Em um ano e meio no poder, ele foi alvo de três pedidos de impeachment, todos marcados por denúncias envolvendo supostas corrupções e sua “incapacidade moral e intelectual” para governar.

É importante destacar que Castillo é um homem do povo, que chegou ao poder depois de ter liderado uma vitoriosa greve nacional de professores em 2017.

Oriundo de Puña, cidade do interior conhecida pela pobreza e pela falta de serviços básicos, foi alvo de preconceito por parte da elite rica e supostamente sofisticada de Lima.

Após ter derrotado a candidata de extrema-direita, Keiko Fujimori, no segundo turno das eleições, teve que aguardar 50 dias para que sua vitória fosse reconhecida pela Justiça Eleitoral e, sobretudo, pelos Estados Unidos.

Pelo fato de não conseguir governar, a popularidade de Castillo estava em baixa.

Ele era rejeitado por 70% da população, mas a situação do Congresso não era melhor: 85% dos peruanos também rejeitavam os parlamentares.

Daí a pergunta: por que não aproveitar a situação e realizar eleições gerais como pretendia o próprio Castillo?

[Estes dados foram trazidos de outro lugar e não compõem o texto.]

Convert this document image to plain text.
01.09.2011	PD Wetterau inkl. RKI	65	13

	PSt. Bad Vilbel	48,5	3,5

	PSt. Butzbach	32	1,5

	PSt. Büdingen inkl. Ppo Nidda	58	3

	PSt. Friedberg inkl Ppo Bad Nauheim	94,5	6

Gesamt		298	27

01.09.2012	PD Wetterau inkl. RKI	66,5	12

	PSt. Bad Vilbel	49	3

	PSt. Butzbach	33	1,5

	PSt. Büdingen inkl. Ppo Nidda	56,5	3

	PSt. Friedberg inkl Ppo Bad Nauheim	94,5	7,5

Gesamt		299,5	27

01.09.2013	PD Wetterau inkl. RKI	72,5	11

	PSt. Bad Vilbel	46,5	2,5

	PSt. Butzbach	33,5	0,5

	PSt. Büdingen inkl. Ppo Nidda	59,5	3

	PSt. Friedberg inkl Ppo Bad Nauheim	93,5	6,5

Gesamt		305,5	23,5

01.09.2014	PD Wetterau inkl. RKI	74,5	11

Curiosamente, tanto as instituições peruanas quanto o governo dos Estados Unidos reconheceram imediatamente a vice Boluarte como nova presidente. Detalhe: Boluarte estava rompida com Castillo e sem vínculos partidários.

SinaI amarelo

No momento, a nova presidente do Peru está mantendo contatos para formar seu ministério e submetê-lo à aprovação do Congresso, como é o rito no país, cujo regime presidencialista guarda muitos aspectos do parlamentarismo.

Daí toda a polêmica envolvendo o pedido de dissolução do Congresso por parte de Castillo, que deu origem à sua destituição do cargo e prisão.

A partir do ministério apresentado por Boluarte será possível avaliar a orientação do novo governo e também suas possibilidades de sobreviver no cargo.

Ao contrário de Castillo, que sempre se colocou como um político de esquerda e viveu sob o assédio do Congresso dominado pela direita e extrema-direita, de uma Justiça a serviço dos poderosos, e do fogo cerrado da mídia, Boluarte pediu uma trégua e parece que conseguiu.

O Fuerza Popular, partido de Keiko Fujimori, por exemplo, já anunciou que apoia a nova presidente.

Esses episódios obviamente trazem muitos ensinamentos e reflexões para a América Latina, num momento em que a região passa a contar, outra vez, com uma ampla maioria de governos progressistas, e num contexto em que os Estados Unidos buscam retomar a influência que perderam.

No entanto, esses episódios podem ser lidos de várias maneiras, inclusive como um alerta para o futuro presidente Lula.

Alguns podem argumentar que exatamente nesta semana o conselheiro de Segurança Nacional dos Estados Unidos, Jake Sulllivan, se encontrou com Lula e que o encontro, que durou quase duas horas, foi considerado muito produtivo por ambas as partes.

Lula aceitou o convite para ir aos Estados Unidos em janeiro e uma comitiva estadunidense, que pode contar com a presença da vice-presidente Kamala Harris, deve desembarcar em Brasília para a posse. Como se sabe, o protocolo da Casa Branca não permite a presença do presidente em posses.

Se tudo parece estar às mil maravilhas, vale lembrar que o Tio Sam sempre foi mestre em emitir sinais contraditórios. Por via das dúvidas, não custa acender o sinal amarelo.

Ângela Carrato é jornalista e professora do Departamento de Comunicação da UFMG.